In a sense yes, because the start of the Shanghai stock market fall, on June 15, follows by a few days Greece’s request for a postponement on its repayments. But the link is not so much financial as psychological. Chinese investors are often fed a very dismal economic view of Europe. In mid-June the prospect of a Grexit and the potential contagion to other EU economies seemed possible, in a replay of 2008. The EU is China’s first external market, it hasn’t been very dynamic for China in recent times, in part because of less European demand, in part because the renminbi went up relative to the euro. Still, domestic reasons predominate. The Shanghai market had gone up by 150 % in a year while the Chinese economy was slowing down. It was an accident waiting to happen.
Is China looking for alternatives as far as its investments in Greece are concerned – taking the ongoing instability into account?

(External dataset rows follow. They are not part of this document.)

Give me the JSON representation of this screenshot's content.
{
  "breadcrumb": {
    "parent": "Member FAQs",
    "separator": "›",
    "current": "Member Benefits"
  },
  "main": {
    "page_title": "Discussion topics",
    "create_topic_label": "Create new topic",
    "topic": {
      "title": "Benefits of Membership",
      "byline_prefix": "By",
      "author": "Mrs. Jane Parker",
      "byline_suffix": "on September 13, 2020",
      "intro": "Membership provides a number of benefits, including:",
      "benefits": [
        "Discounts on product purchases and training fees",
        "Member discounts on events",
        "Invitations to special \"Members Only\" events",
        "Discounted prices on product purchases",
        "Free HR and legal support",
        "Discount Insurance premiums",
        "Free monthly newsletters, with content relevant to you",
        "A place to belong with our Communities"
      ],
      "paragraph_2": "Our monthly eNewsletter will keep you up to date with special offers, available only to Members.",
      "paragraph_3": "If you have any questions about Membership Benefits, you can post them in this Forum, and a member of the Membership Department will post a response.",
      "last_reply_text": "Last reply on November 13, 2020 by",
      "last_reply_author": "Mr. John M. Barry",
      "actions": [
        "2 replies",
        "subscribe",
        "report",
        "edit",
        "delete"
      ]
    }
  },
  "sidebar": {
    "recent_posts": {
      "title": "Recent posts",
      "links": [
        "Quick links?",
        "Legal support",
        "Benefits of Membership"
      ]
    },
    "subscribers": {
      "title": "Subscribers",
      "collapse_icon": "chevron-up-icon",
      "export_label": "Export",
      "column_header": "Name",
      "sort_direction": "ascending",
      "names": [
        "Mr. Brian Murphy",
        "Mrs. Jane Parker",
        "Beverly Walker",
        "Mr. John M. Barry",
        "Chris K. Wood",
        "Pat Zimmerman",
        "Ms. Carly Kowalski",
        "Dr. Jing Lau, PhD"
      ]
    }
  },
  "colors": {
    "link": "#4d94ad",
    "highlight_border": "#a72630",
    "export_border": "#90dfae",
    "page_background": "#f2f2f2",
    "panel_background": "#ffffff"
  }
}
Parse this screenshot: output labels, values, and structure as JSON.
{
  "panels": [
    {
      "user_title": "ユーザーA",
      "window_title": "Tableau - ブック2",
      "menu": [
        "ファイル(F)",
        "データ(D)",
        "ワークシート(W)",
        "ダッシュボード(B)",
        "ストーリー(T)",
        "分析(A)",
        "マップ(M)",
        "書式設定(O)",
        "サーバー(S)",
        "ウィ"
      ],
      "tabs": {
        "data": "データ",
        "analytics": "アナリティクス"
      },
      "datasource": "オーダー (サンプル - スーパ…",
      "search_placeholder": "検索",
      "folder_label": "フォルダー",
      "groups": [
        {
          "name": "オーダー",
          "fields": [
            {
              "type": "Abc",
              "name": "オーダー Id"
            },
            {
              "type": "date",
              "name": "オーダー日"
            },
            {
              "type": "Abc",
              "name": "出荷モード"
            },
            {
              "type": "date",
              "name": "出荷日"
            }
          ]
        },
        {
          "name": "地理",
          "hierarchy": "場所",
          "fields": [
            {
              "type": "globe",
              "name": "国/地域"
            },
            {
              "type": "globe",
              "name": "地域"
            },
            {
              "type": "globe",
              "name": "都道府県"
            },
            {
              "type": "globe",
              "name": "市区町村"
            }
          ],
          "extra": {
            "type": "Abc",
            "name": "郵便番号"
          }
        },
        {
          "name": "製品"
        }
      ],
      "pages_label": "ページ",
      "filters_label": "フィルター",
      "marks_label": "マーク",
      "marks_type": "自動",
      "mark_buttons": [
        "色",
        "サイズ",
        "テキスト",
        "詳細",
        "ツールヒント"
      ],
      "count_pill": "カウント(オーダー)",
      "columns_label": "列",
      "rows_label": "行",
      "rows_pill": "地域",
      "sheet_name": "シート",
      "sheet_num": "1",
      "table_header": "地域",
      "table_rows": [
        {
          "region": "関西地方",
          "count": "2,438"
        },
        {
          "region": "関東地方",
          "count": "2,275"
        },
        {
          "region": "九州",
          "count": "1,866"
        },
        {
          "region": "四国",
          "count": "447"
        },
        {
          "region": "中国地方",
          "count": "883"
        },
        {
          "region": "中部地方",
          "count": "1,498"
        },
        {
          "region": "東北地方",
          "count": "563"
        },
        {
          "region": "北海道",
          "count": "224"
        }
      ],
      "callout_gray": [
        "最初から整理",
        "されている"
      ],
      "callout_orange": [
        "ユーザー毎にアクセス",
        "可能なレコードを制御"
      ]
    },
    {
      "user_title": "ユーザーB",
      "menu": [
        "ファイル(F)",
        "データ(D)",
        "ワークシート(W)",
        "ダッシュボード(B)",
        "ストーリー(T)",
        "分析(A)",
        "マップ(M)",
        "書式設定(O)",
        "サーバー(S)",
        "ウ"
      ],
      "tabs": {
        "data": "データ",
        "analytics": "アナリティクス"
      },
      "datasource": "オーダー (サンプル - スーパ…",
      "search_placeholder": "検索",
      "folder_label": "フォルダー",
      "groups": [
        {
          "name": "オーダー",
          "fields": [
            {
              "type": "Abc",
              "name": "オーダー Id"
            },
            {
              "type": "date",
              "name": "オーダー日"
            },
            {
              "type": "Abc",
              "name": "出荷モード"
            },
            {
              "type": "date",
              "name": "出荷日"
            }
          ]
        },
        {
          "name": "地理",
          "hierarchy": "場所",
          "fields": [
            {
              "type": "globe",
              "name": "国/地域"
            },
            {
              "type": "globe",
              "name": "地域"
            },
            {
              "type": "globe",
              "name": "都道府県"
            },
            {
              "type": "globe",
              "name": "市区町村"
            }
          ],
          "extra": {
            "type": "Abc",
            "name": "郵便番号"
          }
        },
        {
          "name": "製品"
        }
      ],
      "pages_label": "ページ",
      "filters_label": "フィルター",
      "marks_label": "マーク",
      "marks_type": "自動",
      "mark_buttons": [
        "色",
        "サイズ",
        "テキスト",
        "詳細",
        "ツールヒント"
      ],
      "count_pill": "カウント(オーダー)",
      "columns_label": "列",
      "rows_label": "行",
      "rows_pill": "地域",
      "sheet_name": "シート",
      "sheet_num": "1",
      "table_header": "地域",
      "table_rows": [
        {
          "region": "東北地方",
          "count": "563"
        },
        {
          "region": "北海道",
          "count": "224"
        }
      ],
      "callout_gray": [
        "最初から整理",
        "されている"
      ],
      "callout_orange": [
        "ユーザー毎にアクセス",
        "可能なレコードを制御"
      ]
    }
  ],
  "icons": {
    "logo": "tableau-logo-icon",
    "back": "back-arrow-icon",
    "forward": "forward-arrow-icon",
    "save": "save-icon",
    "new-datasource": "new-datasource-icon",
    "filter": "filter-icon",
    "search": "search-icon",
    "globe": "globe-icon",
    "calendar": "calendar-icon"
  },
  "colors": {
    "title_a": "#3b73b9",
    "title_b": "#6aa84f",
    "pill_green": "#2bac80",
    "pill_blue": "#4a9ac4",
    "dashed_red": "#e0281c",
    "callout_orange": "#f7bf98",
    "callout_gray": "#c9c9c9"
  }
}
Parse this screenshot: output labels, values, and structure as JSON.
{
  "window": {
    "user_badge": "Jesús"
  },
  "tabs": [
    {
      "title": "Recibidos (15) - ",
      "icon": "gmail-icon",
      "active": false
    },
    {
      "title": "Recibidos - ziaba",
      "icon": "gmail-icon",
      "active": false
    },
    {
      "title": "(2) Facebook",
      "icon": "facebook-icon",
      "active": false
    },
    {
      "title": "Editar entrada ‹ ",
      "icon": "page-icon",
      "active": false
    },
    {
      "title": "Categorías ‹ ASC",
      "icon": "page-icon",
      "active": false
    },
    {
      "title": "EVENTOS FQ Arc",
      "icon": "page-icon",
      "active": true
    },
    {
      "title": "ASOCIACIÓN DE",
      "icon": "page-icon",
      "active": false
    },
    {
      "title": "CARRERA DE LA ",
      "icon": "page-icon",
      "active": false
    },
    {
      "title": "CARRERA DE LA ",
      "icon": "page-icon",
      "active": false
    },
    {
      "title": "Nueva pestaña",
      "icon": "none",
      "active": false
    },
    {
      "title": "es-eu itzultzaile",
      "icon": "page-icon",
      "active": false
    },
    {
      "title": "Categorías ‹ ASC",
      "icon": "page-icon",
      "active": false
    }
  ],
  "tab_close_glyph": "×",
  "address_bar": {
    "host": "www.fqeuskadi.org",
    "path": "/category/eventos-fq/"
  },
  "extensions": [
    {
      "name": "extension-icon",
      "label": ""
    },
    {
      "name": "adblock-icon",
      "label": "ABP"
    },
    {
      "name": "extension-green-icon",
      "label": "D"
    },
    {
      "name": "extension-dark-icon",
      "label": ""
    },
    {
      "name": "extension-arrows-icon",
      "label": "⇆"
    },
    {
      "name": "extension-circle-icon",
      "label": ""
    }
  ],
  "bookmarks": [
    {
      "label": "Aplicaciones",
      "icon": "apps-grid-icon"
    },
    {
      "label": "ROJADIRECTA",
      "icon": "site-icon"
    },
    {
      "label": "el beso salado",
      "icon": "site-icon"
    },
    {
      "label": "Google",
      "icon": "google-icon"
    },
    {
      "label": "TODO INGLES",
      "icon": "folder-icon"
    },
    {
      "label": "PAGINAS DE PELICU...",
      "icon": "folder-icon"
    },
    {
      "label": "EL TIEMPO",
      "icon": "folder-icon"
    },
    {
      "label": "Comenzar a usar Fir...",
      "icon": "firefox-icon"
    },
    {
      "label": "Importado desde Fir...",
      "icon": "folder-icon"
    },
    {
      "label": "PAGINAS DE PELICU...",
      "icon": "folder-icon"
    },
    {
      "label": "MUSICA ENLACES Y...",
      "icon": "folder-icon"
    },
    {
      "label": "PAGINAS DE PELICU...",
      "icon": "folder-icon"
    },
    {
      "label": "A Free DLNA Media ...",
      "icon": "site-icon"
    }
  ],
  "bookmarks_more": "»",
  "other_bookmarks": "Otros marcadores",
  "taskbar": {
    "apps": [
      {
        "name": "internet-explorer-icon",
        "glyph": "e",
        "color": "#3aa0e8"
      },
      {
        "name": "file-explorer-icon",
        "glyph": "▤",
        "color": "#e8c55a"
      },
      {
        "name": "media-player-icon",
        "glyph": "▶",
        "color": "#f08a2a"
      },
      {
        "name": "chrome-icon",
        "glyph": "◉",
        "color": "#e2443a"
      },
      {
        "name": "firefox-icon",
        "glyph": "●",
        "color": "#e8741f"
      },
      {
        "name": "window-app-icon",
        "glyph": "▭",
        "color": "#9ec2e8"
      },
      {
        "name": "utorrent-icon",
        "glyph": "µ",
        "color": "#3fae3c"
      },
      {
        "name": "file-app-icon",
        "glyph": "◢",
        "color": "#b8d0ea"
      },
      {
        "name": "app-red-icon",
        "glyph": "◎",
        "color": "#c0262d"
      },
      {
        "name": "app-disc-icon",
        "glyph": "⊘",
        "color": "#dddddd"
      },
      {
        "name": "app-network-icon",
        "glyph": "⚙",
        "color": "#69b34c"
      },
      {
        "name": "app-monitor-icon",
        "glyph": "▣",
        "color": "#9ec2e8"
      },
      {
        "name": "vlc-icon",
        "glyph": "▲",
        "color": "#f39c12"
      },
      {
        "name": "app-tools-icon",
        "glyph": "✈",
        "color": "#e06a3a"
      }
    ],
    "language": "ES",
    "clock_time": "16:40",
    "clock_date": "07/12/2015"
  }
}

The Greek situation for investors such as China is very different from 2010. Then, Athens needed buyers – eventually discount buyers – for its debt. Today, the EU and the ECB mop up a lot of the debt – the issue is now repayment, postponement or reduction of debt. China is hardly involved there. It reportedly got caught once in a “haircut” for Greek debt that it had bought in 2010. This gave Greece a bad name. But investment is now the name of the game for Greece, and with the turmoil in the Near East and fear of similar trends in Egypt (again, pessimistic assessments by Chinese and risk avoidance) led China to locate the terminal point of its maritime Silk Road in Athens.
I fear however that the difficulty for China to grasp the current Greek government’s political logic does not encourage much more investment. China certainly noted that the government gave up on the idea of renationalizing the Piraeus container terminal, but must have noted the political uncertainty, and also that China has less leverage over Greek decisions than, say, a major European lender.
Could China provide loans to Greece via instruments such as BRICS New Development Bank and AIIB?
That’s an interesting question. The Silk Road and OBOR stretch all the way to the Mediterranean. I still think this is a far cry. China must be watching also the debate between the EU and the IMF (of which it is a funder, if not a major one) on debt forgiveness. My instinctive judgement is that Beijing may go for interesting investment and infrastructure projects, but will not be interested in what it still sees as politically risky lending.